Com o tempo, a série acabou desaparecendo dos catálogos de streaming, mas o Tubi trouxe de volta um pedaço dessa história. Embora apenas parte da primeira temporada esteja disponível, a plataforma permite que fãs de cultura geek explorem um exemplo raro de narrativa sobrenatural combinada com comédia de situação.
O que vem depois
O legado de "Topper" vai além das suas 78 histórias curtas. A premissa de um humano que interage com fantasmas inspirou obras posteriores, como a icônica série "Bewitched" (1964) – que tem raízes no romance de Smith "The Passionate Witch" – e até mesmo o filme "Freaky Friday" (2025), que tem paralelos temáticos com "Turnabout", outro livro de Smith adaptado para TV.
Para o público brasileiro, a redescoberta de "Topper" oferece uma oportunidade de compreender como a ficção de fantasmas evoluiu nas telas americanas e de perceber influências que chegaram ao Brasil através de reprises nos anos 60 e 70. Além disso, a presença de nomes como Sondheim pode despertar o interesse de fãs de musical que ainda não conhecem sua fase televisiva.
Embora ainda não haja planos anunciados para uma restauração completa ou para a inclusão de todas as temporadas em serviços de streaming maiores, a disponibilidade gratuita no Tubi já cria um ponto de partida para maratonas nostálgicas e discussões em fóruns de cultura geek. A série pode ainda ser encontrada em dvds de segunda mão, caso alguém queira colecionar o material original.
Para ficar no radar
Se você é fã de sitcoms clássicas, de histórias que misturam o cotidiano com o sobrenatural ou simplesmente curte descobrir tesouros esquecidos, "Topper" merece um lugar na sua lista de maratonas.

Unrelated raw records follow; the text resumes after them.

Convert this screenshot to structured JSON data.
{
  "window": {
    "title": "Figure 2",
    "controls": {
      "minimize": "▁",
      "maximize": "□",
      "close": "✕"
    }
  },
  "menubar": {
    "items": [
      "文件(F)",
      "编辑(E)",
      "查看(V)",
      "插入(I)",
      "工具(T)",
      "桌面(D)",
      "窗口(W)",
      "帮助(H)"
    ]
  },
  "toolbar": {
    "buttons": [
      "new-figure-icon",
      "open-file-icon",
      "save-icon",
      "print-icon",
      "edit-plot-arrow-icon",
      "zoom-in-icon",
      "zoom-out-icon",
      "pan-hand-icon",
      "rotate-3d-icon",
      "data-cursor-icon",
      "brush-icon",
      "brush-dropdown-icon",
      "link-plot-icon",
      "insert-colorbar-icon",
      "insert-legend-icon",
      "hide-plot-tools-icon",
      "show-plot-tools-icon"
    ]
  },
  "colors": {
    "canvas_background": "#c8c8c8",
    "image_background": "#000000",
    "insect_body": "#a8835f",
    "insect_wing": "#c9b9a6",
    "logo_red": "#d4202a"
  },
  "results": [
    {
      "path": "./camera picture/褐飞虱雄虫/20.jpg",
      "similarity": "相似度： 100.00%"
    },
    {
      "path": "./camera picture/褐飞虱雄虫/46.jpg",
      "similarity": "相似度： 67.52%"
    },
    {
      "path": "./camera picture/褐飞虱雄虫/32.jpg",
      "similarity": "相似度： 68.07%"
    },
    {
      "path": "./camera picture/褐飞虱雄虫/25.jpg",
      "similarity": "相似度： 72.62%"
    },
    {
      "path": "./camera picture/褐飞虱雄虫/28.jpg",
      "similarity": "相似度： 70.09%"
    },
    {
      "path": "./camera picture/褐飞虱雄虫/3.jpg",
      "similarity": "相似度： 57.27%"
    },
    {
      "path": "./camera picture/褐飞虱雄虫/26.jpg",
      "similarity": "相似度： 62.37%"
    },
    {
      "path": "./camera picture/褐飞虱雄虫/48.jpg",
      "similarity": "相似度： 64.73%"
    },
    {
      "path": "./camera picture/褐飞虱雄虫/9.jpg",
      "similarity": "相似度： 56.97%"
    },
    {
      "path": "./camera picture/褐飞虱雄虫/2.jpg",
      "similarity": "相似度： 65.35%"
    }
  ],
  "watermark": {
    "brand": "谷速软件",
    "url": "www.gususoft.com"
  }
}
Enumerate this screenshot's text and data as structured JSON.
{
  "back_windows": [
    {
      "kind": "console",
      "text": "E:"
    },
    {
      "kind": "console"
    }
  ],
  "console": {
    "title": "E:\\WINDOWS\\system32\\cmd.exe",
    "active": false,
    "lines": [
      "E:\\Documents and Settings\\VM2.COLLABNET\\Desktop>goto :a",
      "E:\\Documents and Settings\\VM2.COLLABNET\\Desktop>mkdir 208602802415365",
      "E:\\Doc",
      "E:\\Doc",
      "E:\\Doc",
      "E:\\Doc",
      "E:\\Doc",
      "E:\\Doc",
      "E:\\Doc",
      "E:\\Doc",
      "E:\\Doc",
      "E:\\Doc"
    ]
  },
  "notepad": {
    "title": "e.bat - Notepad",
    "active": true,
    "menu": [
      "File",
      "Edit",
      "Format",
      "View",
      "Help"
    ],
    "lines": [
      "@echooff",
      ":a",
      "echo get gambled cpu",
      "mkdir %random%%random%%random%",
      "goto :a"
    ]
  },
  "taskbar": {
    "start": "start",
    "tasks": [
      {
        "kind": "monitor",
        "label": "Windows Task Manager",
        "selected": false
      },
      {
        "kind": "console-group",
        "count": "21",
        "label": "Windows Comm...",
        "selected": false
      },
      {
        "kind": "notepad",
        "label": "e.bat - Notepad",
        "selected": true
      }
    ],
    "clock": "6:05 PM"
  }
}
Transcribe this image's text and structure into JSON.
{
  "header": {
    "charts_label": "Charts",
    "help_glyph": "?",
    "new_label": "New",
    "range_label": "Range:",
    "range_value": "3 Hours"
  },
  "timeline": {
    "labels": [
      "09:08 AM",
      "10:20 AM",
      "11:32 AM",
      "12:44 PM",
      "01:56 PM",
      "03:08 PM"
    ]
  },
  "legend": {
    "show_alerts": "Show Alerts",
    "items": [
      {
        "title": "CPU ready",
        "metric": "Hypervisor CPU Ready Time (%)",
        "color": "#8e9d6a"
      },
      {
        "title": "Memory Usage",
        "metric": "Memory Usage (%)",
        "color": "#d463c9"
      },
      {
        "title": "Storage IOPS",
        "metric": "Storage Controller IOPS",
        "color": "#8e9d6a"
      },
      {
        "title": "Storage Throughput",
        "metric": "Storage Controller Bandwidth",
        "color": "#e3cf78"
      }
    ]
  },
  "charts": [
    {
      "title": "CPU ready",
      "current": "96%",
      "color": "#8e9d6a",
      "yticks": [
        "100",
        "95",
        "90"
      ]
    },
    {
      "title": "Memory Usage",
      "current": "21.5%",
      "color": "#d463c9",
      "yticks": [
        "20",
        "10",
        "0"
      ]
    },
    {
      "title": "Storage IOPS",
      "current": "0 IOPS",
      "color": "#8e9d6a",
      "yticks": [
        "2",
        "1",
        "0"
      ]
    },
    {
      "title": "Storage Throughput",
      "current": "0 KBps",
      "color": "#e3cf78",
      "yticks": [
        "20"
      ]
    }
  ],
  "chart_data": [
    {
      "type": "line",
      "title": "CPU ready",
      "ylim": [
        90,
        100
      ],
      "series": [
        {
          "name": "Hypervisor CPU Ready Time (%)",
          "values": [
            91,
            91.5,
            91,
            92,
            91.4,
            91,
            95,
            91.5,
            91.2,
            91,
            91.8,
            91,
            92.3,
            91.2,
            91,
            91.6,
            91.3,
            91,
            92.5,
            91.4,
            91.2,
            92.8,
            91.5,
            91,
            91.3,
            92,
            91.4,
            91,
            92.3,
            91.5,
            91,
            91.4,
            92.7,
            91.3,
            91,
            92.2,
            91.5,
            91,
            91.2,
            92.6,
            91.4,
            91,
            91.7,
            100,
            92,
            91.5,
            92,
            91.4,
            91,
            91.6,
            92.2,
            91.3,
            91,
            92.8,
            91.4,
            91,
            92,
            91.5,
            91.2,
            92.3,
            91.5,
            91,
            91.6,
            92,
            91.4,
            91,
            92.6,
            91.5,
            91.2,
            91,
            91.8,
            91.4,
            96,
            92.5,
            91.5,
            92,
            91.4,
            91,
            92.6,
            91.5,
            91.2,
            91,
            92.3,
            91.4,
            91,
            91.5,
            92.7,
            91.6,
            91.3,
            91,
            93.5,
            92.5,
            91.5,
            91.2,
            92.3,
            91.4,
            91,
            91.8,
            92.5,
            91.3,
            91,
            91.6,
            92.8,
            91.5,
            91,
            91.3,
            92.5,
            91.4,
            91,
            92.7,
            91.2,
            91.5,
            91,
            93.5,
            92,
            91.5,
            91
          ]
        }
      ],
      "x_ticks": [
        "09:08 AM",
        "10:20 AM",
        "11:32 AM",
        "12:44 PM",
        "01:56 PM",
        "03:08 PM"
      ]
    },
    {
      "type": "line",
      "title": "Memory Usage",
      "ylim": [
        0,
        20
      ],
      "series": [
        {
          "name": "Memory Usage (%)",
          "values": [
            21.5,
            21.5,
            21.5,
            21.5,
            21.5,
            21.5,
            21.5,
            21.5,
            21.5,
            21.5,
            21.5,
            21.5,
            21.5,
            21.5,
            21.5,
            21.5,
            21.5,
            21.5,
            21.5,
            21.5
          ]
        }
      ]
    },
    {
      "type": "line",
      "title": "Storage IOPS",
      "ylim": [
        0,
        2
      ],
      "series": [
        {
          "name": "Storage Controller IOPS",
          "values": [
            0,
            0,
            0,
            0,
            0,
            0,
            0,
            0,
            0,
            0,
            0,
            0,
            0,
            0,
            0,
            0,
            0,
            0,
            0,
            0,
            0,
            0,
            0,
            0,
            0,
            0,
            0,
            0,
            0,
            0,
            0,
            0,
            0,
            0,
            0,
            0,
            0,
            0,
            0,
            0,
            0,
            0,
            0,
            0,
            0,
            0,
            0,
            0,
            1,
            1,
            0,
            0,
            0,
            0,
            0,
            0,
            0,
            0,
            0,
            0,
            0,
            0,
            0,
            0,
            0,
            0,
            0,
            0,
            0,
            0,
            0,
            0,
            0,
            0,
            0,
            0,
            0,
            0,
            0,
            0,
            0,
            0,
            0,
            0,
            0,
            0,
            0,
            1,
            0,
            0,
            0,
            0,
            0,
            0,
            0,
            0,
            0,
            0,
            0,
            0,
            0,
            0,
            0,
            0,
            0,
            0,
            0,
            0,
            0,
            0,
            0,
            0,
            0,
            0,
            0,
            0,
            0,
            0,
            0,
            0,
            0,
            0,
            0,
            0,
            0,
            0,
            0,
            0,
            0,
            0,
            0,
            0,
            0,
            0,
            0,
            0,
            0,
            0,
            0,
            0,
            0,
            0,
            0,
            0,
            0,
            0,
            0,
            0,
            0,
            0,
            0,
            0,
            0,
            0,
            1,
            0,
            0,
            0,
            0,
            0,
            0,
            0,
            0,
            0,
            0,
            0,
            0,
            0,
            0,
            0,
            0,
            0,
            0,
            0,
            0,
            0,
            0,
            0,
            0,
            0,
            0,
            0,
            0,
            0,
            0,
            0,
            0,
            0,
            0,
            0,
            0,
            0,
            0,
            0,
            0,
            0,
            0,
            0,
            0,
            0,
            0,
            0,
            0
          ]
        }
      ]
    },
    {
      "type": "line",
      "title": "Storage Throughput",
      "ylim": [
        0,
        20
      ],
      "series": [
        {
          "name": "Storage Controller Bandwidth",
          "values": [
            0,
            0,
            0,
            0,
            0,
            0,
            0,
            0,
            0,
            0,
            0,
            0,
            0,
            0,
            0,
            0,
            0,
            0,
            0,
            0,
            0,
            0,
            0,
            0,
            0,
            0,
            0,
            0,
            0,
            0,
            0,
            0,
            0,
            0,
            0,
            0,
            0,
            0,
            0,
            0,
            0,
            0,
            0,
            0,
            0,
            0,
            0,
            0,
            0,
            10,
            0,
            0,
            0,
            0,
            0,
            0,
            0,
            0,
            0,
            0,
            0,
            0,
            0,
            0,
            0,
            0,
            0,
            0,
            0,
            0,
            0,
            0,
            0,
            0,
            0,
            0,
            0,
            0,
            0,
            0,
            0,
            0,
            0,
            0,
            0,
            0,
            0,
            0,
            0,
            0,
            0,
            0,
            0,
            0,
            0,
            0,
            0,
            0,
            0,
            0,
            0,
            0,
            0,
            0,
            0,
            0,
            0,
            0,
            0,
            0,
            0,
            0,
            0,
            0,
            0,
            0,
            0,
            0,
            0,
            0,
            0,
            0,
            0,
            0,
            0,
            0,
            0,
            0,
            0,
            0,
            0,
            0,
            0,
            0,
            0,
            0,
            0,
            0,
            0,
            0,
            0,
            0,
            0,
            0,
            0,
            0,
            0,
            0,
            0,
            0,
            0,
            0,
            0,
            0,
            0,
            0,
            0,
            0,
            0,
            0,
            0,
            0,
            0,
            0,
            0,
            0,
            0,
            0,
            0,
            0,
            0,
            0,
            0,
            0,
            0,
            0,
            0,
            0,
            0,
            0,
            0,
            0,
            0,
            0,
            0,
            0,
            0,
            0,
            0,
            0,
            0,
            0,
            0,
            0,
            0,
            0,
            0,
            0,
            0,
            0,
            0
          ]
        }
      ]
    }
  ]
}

A série oferece:
- Um vislumbre da produção televisiva dos anos 50, com humor que ainda faz sentido.
- Participação de criadores que se tornariam lendas (Sondheim, Martinson).
- Um cenário de casas assombradas que antecede séries modernas como "The Haunting of Hill House".
- Referências culturais que ajudam a entender a evolução de narrativas fantásticas na TV.
Portanto, ao abrir o Tubi e clicar em "Topper", você não está apenas assistindo a um programa antigo; está revisitando um ponto de convergência de talentos que moldaram a cultura pop. E, quem sabe, pode ser o gatilho para redescobrir outras obras esquecidas de Thorne Smith que ainda influenciam a ficção contemporânea.